The RECOUP Act provides clawback authority for the board of directors of a failed depository institution or its holding company, or the FDIC as receiver, to recover from a senior executive (which would include the chairman of the board) of the failed depository institution or its holding company “who is responsible for the failed condition” (i) “any bonus, other incentive-based or equity-based compensation, severance pay, or golden parachute benefits received by that senior executive” and (ii) profits realized from the sale of securities, each during the 24-month period preceding the failure. Senior executives serving for not more than 18 months before the date of failure and whose conduct did not contribute to the bank failure would be exempt from any clawback, and it would only apply to institutions with consolidated assets of more than $10 billion. Institutions with more than $10 billion in assets would also be required adopt governance and accountability standards in their bylaws “that promote safety and soundness, responsiveness to supervisory matters, and responsible management.”
The RECOUP Act continues to apply a broad definition of compensation (albeit with a two year rather than three year lookback timeframe). Unlike the previously proposed legislation, the RECOUP Act requires a determination that the senior executive is “responsible for the failed condition.” No additional statutory language is provided to interpret the standard for assessing such responsibility, although the standard for a civil money penalty for senior executives, in all cases including outside of the failed bank context, is proposed to be revised to include recklessly as an alternative to requiring the action to be knowingly.

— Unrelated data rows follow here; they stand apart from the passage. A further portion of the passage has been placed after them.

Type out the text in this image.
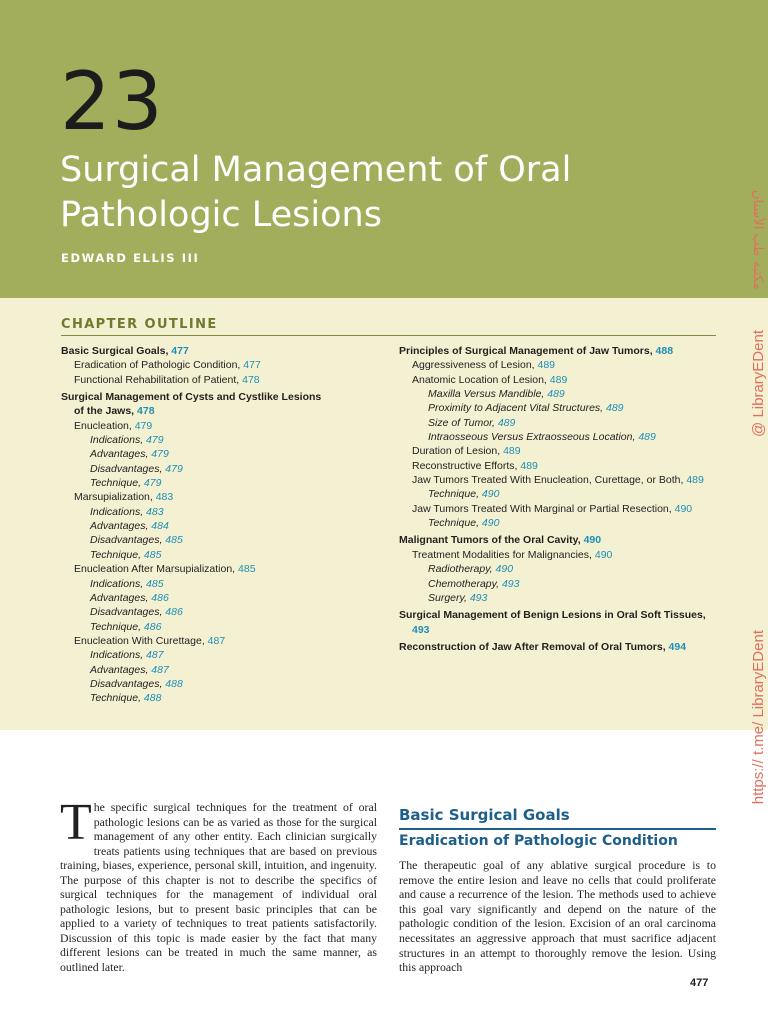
23
Surgical Management of Oral
Pathologic Lesions
EDWARD ELLIS III
CHAPTER OUTLINE
Basic Surgical Goals, 477
Eradication of Pathologic Condition, 477
Functional Rehabilitation of Patient, 478
Surgical Management of Cysts and Cystlike Lesions of the Jaws, 478
Enucleation, 479
Indications, 479
Advantages, 479
Disadvantages, 479
Technique, 479
Marsupialization, 483
Indications, 483
Advantages, 484
Disadvantages, 485
Technique, 485
Enucleation After Marsupialization, 485
Indications, 485
Advantages, 486
Disadvantages, 486
Technique, 486
Enucleation With Curettage, 487
Indications, 487
Advantages, 487
Disadvantages, 488
Technique, 488
Principles of Surgical Management of Jaw Tumors, 488
Aggressiveness of Lesion, 489
Anatomic Location of Lesion, 489
Maxilla Versus Mandible, 489
Proximity to Adjacent Vital Structures, 489
Size of Tumor, 489
Intraosseous Versus Extraosseous Location, 489
Duration of Lesion, 489
Reconstructive Efforts, 489
Jaw Tumors Treated With Enucleation, Curettage, or Both, 489
Technique, 490
Jaw Tumors Treated With Marginal or Partial Resection, 490
Technique, 490
Malignant Tumors of the Oral Cavity, 490
Treatment Modalities for Malignancies, 490
Radiotherapy, 490
Chemotherapy, 493
Surgery, 493
Surgical Management of Benign Lesions in Oral Soft Tissues, 493
Reconstruction of Jaw After Removal of Oral Tumors, 494
مكتبة طب الأسنان
@ LibraryEDent
https:// t.me/ LibraryEDent

The specific surgical techniques for the treatment of oral pathologic lesions can be as varied as those for the surgical management of any other entity. Each clinician surgically treats patients using techniques that are based on previous training, biases, experience, personal skill, intuition, and ingenuity. The purpose of this chapter is not to describe the specifics of surgical techniques for the management of individual oral pathologic lesions, but to present basic principles that can be applied to a variety of techniques to treat patients satisfactorily. Discussion of this topic is made easier by the fact that many different lesions can be treated in much the same manner, as outlined later.

Basic Surgical Goals
Eradication of Pathologic Condition

The therapeutic goal of any ablative surgical procedure is to remove the entire lesion and leave no cells that could proliferate and cause a recurrence of the lesion. The methods used to achieve this goal vary significantly and depend on the nature of the pathologic condition of the lesion. Excision of an oral carcinoma necessitates an aggressive approach that must sacrifice adjacent structures in an attempt to thoroughly remove the lesion. Using this approach

477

The RECOUP Act also proposes to add four additional grounds by which the federal banking agencies could remove from office a senior executive of any insured depository institution, regardless of its size, including for failure to appropriately implement financial, risk, or supervisory reporting or information system or controls or for having implemented such a system or controls, having failed to oversee its operations. These new grounds will likely draw loud objections from the banking industry given their lack of specificity.

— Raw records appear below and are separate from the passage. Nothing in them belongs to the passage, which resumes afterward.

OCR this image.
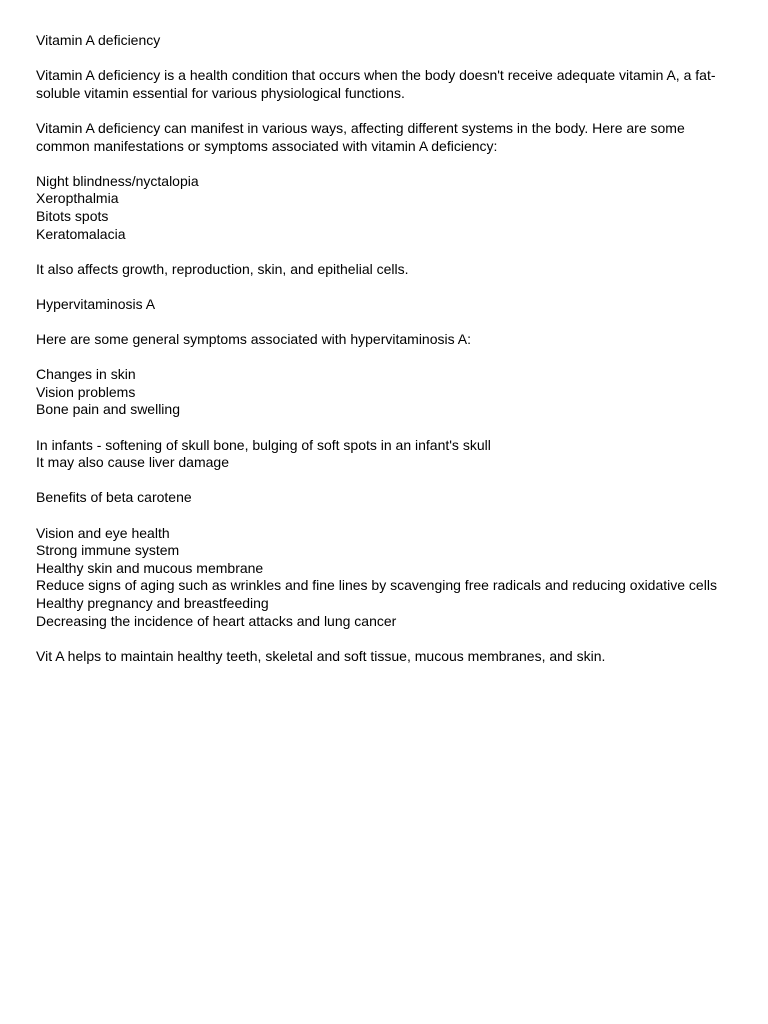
Vitamin A deficiency

Vitamin A deficiency is a health condition that occurs when the body doesn't receive adequate vitamin A, a fat-soluble vitamin essential for various physiological functions.

Vitamin A deficiency can manifest in various ways, affecting different systems in the body. Here are some common manifestations or symptoms associated with vitamin A deficiency:

Night blindness/nyctalopia
Xeropthalmia
Bitots spots
Keratomalacia
It also affects growth, reproduction, skin, and epithelial cells.
Hypervitaminosis A
Here are some general symptoms associated with hypervitaminosis A:
Changes in skin
Vision problems
Bone pain and swelling
In infants - softening of skull bone, bulging of soft spots in an infant's skull
It may also cause liver damage
Benefits of beta carotene
Vision and eye health
Strong immune system
Healthy skin and mucous membrane
Reduce signs of aging such as wrinkles and fine lines by scavenging free radicals and reducing oxidative cells
Healthy pregnancy and breastfeeding
Decreasing the incidence of heart attacks and lung cancer
Vit A helps to maintain healthy teeth, skeletal and soft tissue, mucous membranes, and skin.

The RECOUP Act also contains a few other revisions to the banking laws, including increasing the maximum daily civil money penalty amount for institution affiliated parties from $1 million to $3 million, and an obligation for the appropriate federal banking agency to provide a complete public review of the management, supervision and regulation of the failure of any institution with more than $10 billion in assets.
Are these additional regulatory risks and burdens necessary in such a highly regulated space with significant existing enforcement risk to senior executives of banks? If this bill is passed, will this have a further chilling effect on the ability of banks to recruit and hire talented individuals?